Arzignano: la concia sa diventare “verde”

Giornale di Vicenza / di Maria Elena Bonacini

 “Arzignano green land”, ma non c’entrano Scozia e Irlanda. Quattro aziende della Valle del Chiampo domani saranno invece protagoniste dell’iniziativa omonima, che rientra nella “Green week” promossa, tra gli altri, da ItalyPost e Fondazione Symbola. Dalle 10 alle 16.30 infatti, sarà possibile visitare Acque del Chiampo, Ilsa, Samia e Dani, tutte aziende della zona che hanno messo la sostenibilità al centro della propria azione, come racconteranno alle 17 nel convegno che si svolgerà al Teatro Mattarello di Arzignano.

LA DEPURAZIONE. Opera non solo a valle della concia Acque del Chiampo, il cui depuratore compirà 40 anni ad aprile. «Il ciclo della pelle non è completo senza un depuratore in grado di sostenere i ritmi del distretto – afferma l’ad Andrea Pellizzari – e il festival è l’occasione per raccontare ciò che si fa anche in ricerca e sviluppo, su cui investiamo 2,5-3 milioni sui 46 di ricavi. L’impianto di trattamento dei fanghi completerebbe il circolo ambientale». Se il depuratore è un modello in Europa, il lavoro è ben più ampio, come spiega Mirco Zarlottin (R&S): «Stiamo valutando con le aziende quali siano i prodotti chimici più biodegradabili e anche i benefici e l’attuabilità del progetto di recupero del pelo». Un’idea che riprenderebbe un lavoro già fatto nel passato. «Oggi il pelo viene sciolto – spiega Daniele Refosco, direttore dell’impianto di depurazione – mentre se fosse recuperato solido potrebbe essere riutilizzato: diminuirebbe l’inquinamento dell’ac- qua». Cosa invece già riuscita riguardo al sale. «Moltissime pelli arrivato salate per la conservazione e questo sale finiva nell’acqua. Oggi le sbattono, lo tolgono e adeguatamente lavorato viene poi usato in caso di ghiaccio».

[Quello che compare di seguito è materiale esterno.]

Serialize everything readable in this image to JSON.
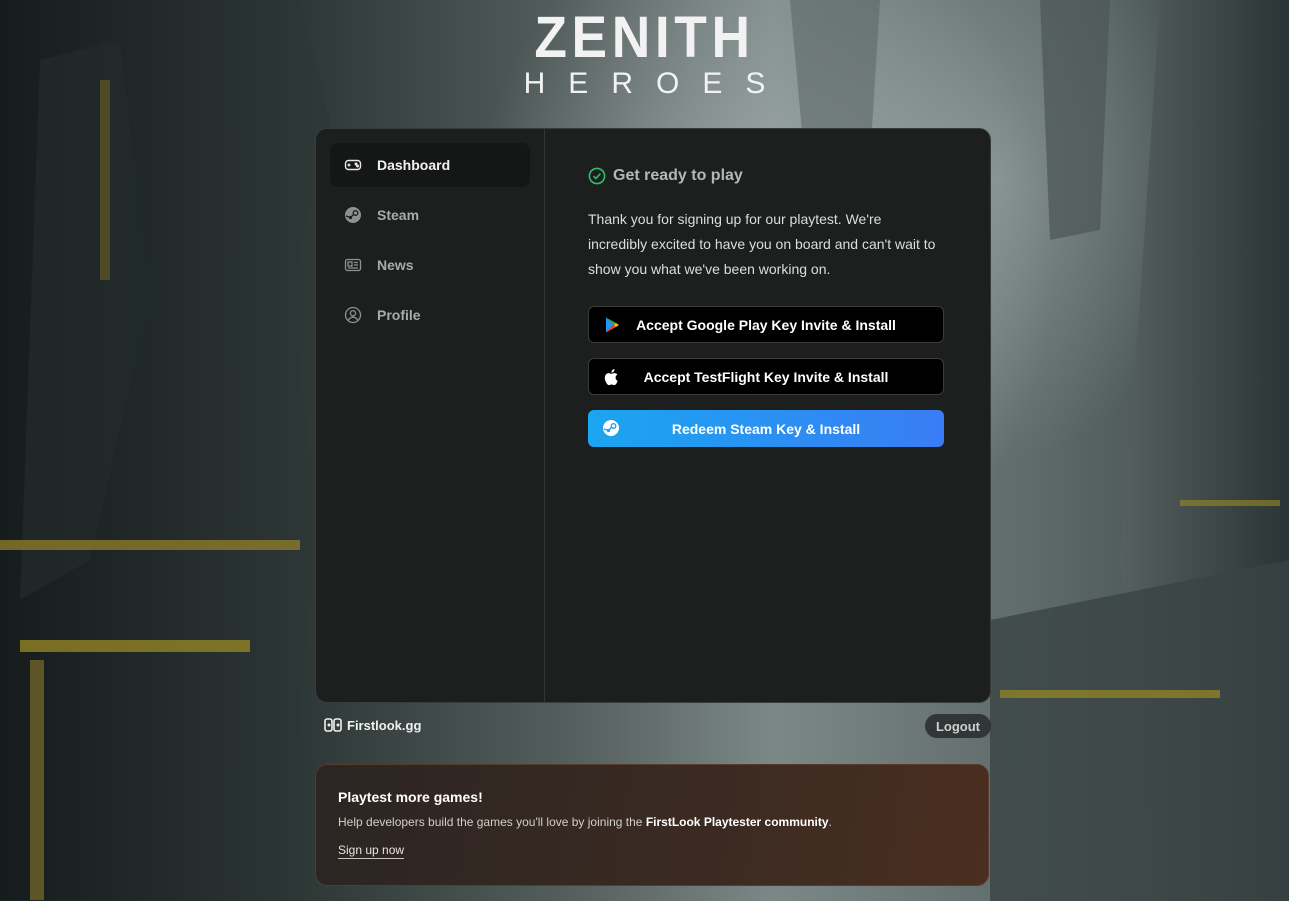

LA QUESTIONE DEL PELO. Un’operazione di recupero è anche quella fatta con il grasso di scarto, riciclato per ricavare biocarburante o saponi, dalla conceria Dani. Il presidente Giancarlo Dani auspica una collaborazione ancora più stretta con la Stazione sperimentale delle pelli: «La sede resti a Napoli, ma vanno creati due grandi laboratori in Toscana e qui, per far ricerca anche per le Pmi. L’accordo c’è, dobbiamo trovare spazi idonei». Sul progetto del pelo è invece scettico Paolo Girelli, presidente di Ilsa: «C’è bisogno di grossi investimenti da parte delle aziende e di definire chi raccoglie il pelo e dove si fa l’impianto. Se Acque del Chiampo lo realizzasse al suo interno noi saremmo disponibili, ma farlo qui sarebbe troppo complicato, per i problemi legati alle autorizzazioni, che in Italia nel campo del riciclo sono lunghe e complicatissime. La metà di ciò che finisce in discarica potrebbe essere recuperato, ma nessuno in Italia si prende la responsabilità di decidere e autorizzare». Il loro lavoro è altamente all’avanguardia, grazie alla collaborazione decennale con numerose università anche internazionali. «Trasformiamo gli scarti di pellame trattato in proteine pure al 98%, che vengono utilizzate come fertilizzanti nell’agricoltura biologica. A questo affianchiamo le biotecnologie per realizzare prodotti partendo da materiali di origine vegetale. E siamo l’unica azienda del nostro settore in Europa ad avere fatto l’analisi di impronta ambientale di processo e prodotto e stiamo lavorando a livello europeo perché questi diventino gli standard».

«VIA I PFAS». Impegnata sulla sostenibilità anche Samia, che crea prodotti per la finitura delle pelli e negli ultimi anni ha posto particolare attenzione a eliminare composti chimici particolarmente inquinanti come ftalati, formaldeide o pfas. «Oggi non si tratta tanto di rispettare le normative – sottolinea Raoul Sartori, manager di ricerca e sviluppo – ma di andare oltre, visto che sono i nostri clienti e i consumatori a chiedercelo». «Il futuro delle aziende italiane si fonda su questi temi – conclude Giacomo Zorzi, presidente Unic di Vicenza – Per questo abbiamo promosso un documento di sostenibilità per comunicare cosa significa questa parola, troppo abusata, per la concia».